Il contrarian battuto
Tony Abbott non è più il premier australiano, ora tocca al suo ex ministro delle Comunicazioni, quel Malcolm Turnbull di cui si parlava da un po’, perché si sapeva che era impaziente, che era popolare (tra gli elettori, non nel suo Liberal Party), che voleva approfittare del calo dei consensi di Abbott per accendere i riflettori su se stesso. Ieri infine ce l’ha fatta battendo Abbott in un voto interno ai conservatori, e con un discorso sulla serietà della leadership necessaria al cambiamento ha iniziato il suo mandato da primo ministro.

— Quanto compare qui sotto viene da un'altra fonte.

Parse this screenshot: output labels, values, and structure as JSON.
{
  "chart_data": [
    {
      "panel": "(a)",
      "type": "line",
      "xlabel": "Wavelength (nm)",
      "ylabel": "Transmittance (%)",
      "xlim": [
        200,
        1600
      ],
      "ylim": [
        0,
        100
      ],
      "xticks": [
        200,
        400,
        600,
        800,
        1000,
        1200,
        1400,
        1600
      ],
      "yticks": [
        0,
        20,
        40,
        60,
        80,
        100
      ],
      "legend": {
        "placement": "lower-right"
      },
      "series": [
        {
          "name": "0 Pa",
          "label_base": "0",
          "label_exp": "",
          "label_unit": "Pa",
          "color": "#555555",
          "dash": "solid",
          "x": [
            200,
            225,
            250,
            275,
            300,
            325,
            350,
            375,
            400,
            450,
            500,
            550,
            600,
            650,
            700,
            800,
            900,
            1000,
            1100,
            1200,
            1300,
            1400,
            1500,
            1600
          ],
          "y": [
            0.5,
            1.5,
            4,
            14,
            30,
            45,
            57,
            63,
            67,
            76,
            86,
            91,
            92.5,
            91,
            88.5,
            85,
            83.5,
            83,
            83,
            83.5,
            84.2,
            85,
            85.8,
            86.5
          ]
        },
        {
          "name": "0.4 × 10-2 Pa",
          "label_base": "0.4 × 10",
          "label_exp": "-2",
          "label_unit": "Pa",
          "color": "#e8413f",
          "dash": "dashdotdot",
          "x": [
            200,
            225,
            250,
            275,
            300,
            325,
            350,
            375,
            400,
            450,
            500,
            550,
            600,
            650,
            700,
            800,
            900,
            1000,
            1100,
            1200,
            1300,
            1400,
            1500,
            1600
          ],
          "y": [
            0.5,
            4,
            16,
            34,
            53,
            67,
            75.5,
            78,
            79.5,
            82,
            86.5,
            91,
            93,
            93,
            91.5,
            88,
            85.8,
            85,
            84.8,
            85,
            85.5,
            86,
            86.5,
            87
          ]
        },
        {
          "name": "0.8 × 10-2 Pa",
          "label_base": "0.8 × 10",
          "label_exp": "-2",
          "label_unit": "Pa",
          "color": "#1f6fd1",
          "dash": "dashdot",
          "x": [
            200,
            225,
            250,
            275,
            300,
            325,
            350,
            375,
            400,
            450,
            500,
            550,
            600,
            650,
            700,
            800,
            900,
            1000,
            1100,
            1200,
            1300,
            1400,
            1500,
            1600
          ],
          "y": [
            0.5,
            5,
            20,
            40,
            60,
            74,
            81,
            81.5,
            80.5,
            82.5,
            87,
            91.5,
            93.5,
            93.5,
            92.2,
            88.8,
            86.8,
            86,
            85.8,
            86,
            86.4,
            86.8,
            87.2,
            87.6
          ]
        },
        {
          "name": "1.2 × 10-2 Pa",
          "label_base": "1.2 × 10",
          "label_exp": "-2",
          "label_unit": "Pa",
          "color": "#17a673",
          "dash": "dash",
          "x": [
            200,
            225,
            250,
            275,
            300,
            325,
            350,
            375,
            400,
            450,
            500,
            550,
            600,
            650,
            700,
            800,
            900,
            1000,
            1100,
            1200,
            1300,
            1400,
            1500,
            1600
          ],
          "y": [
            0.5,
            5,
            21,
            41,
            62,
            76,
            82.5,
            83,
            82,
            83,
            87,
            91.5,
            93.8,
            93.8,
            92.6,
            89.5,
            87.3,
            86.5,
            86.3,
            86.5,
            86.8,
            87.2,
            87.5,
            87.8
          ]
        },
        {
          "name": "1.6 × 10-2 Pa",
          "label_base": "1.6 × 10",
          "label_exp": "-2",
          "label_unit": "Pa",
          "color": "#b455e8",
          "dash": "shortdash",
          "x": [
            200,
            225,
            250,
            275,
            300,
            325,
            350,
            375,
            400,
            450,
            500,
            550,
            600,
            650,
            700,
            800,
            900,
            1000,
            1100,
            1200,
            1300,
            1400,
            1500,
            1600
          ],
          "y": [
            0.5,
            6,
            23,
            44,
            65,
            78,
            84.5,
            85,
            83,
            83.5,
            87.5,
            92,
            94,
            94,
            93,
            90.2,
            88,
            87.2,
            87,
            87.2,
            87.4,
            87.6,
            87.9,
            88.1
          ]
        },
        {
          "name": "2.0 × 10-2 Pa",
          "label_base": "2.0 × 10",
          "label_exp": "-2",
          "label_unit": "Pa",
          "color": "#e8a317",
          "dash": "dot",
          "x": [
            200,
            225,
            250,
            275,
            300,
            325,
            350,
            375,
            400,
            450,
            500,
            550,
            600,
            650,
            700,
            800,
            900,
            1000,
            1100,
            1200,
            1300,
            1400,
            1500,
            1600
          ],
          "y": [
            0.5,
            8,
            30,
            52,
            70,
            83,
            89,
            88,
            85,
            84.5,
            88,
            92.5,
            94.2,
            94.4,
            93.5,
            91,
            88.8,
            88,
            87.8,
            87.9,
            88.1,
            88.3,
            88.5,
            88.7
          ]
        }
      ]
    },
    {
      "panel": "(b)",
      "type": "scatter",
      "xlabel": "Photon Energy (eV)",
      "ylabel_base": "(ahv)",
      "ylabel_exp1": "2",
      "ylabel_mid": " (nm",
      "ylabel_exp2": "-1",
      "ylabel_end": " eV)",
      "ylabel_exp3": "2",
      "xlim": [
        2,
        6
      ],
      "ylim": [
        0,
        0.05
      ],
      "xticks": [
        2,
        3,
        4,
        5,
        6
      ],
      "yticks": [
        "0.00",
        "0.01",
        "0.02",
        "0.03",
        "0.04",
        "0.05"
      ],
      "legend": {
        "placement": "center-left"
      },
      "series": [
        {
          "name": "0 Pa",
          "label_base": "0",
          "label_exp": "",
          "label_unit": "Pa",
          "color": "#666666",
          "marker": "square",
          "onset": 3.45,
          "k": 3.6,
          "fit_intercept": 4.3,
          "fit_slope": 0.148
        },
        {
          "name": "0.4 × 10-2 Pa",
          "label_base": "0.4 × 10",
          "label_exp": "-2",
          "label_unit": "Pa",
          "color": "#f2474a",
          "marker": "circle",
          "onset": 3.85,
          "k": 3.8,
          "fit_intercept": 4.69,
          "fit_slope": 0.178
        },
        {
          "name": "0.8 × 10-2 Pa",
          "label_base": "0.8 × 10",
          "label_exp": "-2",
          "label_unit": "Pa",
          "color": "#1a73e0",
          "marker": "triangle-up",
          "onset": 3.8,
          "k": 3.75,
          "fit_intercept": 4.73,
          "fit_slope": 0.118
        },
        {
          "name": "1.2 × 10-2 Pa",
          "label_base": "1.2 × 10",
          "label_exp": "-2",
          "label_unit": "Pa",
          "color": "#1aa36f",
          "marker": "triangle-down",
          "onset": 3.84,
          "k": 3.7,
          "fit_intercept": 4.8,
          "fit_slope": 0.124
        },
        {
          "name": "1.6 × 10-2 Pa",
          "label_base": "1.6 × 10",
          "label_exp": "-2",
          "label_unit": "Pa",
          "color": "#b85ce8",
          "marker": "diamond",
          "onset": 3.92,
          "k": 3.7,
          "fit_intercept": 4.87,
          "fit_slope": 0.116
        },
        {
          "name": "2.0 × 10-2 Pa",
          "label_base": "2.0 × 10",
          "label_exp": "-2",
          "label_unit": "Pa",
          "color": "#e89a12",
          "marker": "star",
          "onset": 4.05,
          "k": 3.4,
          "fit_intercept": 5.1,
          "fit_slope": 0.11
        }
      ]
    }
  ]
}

Abbott, il contrarian per eccellenza, vivace fustigatore del politicamente corretto, austero in economia, duro sull’immigrazione, contro il matrimonio gay e contro la litania stantìa del cambiamento climatico, lascia così la scena, dopo mesi in cui ha dovuto combattere parecchio, contro l’opposizione sempre pronta a dipingerlo come un rozzo disumano, e contro molti del suo stesso partito che cercavano di riposizionarsi in vista della prossima tornata elettorale. Nonostante la lotta fratricida abbia già indebolito il Partito laburista, anche i liberali hanno deciso di intraprendere la stessa strada, affidandosi a un miliardario con un passato in Goldman Sachs, socialmente progressista (è a favore delle nozze gay), ma fiscalmente rigoroso. Si vedrà se la scelta è stata oculata e se il ricambio porterà vitalità e non faide, ma intanto possiamo essere sicuri che, in Australia, nessuno si sognerà di fare polemica sul governo-che-non-ha-legittimazione.